According to Dr. Alemayehu Geda an Ethiopian economics lecturer who presented a paper entitled ‘Foreign Direct Investment in Ethiopia and Credit Financing’ last year, China has loaned a total of $17 billion while the World Bank, Turkey, India and have landed $6 billion $3 billion and $1 billion respectively.
Mr. Haji on his part indicated that the country has been properly managing and using the loan and aid money for strategically important capital projects, which help the economy do well.

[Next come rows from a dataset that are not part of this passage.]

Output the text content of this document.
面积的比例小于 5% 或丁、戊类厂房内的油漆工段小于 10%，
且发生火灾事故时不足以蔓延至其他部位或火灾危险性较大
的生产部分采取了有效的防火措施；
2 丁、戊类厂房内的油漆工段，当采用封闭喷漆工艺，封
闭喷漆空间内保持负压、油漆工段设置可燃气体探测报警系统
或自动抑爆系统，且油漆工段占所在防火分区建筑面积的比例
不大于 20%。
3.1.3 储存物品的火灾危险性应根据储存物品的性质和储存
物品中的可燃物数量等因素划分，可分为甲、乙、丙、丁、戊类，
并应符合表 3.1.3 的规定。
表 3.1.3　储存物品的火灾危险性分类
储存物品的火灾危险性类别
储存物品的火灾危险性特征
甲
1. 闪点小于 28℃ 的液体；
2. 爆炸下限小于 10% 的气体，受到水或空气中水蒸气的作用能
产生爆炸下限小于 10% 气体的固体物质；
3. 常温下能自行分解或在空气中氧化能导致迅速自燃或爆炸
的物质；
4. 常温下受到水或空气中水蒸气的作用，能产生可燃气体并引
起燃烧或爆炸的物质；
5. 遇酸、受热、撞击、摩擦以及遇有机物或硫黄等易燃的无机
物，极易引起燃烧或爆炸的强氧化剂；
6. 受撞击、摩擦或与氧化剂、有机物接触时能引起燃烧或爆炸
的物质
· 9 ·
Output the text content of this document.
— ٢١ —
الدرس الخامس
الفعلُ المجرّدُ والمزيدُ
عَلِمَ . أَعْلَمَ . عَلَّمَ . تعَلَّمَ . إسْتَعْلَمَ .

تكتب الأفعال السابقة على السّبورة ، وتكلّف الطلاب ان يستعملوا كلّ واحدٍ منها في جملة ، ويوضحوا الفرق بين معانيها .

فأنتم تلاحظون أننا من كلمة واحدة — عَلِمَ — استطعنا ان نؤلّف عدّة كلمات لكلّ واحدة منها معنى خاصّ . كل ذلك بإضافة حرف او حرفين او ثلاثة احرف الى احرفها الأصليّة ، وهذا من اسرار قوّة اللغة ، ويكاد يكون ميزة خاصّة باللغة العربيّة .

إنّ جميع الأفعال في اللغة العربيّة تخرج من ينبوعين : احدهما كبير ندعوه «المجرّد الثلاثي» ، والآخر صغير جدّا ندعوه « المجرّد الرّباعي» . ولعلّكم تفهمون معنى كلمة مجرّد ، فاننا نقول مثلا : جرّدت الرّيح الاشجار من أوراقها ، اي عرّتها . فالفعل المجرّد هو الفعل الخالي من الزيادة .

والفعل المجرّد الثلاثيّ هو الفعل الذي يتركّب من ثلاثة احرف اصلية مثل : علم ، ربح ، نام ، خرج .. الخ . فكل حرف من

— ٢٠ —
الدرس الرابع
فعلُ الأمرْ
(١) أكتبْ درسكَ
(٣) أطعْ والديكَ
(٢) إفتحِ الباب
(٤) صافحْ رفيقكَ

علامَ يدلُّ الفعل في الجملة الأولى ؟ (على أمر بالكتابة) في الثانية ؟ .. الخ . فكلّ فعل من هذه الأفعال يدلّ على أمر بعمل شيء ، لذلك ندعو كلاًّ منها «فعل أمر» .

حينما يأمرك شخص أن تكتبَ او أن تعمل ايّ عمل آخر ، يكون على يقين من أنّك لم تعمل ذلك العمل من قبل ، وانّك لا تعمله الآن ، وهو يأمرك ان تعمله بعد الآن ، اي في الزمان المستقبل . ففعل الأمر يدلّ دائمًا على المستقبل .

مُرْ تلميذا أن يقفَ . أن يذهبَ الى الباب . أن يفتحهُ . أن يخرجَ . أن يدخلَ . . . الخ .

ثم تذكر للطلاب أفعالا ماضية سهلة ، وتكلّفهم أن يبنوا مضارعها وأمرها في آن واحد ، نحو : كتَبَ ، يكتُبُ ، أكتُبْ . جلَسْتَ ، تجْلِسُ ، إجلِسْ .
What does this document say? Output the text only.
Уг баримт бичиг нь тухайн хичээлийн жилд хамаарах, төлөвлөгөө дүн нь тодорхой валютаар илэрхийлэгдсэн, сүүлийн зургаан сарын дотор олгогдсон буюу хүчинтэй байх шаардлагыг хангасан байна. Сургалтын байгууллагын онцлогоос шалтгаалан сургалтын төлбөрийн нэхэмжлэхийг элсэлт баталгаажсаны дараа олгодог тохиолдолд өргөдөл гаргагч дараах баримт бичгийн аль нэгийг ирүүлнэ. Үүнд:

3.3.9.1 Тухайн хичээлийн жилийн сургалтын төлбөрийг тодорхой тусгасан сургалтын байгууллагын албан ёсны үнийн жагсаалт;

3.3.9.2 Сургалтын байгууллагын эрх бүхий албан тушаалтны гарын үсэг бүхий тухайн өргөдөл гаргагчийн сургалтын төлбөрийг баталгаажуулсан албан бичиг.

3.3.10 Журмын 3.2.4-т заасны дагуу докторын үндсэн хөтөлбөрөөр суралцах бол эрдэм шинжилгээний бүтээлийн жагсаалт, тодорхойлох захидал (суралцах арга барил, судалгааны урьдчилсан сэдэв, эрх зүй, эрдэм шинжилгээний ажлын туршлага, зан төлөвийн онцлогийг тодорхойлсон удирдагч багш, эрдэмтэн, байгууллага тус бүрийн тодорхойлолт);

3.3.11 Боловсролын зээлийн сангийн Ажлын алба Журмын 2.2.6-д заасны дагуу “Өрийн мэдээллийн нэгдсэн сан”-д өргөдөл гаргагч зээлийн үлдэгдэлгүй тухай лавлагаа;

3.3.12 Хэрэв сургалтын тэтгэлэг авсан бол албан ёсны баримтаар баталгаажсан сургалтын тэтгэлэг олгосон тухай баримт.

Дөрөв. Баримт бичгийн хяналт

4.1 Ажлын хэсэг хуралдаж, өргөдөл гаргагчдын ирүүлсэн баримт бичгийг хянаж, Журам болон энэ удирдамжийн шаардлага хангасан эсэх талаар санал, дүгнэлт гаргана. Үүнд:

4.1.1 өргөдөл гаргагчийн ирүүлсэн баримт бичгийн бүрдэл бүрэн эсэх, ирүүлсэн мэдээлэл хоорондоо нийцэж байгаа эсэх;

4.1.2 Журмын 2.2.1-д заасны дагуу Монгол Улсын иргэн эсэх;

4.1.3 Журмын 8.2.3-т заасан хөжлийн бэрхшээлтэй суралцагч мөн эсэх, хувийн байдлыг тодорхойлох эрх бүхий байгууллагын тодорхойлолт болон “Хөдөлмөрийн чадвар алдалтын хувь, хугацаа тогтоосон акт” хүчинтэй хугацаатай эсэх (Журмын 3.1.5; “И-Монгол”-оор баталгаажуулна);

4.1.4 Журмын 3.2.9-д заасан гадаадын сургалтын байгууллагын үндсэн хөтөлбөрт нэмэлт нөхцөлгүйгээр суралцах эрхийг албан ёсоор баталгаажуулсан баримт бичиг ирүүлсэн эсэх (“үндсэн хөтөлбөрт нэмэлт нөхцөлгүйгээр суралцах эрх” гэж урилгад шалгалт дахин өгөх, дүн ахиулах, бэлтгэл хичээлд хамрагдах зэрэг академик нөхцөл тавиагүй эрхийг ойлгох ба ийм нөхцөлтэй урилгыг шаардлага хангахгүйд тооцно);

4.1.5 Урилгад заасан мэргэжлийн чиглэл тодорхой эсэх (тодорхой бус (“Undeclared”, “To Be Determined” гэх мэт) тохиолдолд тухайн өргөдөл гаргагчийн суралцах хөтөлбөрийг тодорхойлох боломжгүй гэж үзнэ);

He stated that last year Ethiopia has paid back close to 12 billion birr (close to $520 million) to both local and international lenders.
In addition to the concessional loans such as the one from the World Bank, which will be paid back up 38 years with small amount of interest rate, two years ago the Ethiopian government has also received 1 billion Euro commercial loans from Eurobonds, which will be paid back in ten years with one year grace period and around 6.25% interest rate.
Now as the government planned ten new sugar factories have failed to commence production due to poor management of the projects by the state agency METEC, the country is forced to stop getting commercial loans. “At least until our new industrial parks commence production and increase our export earnings, the country will not take money from external commercial lenders,” Haji said.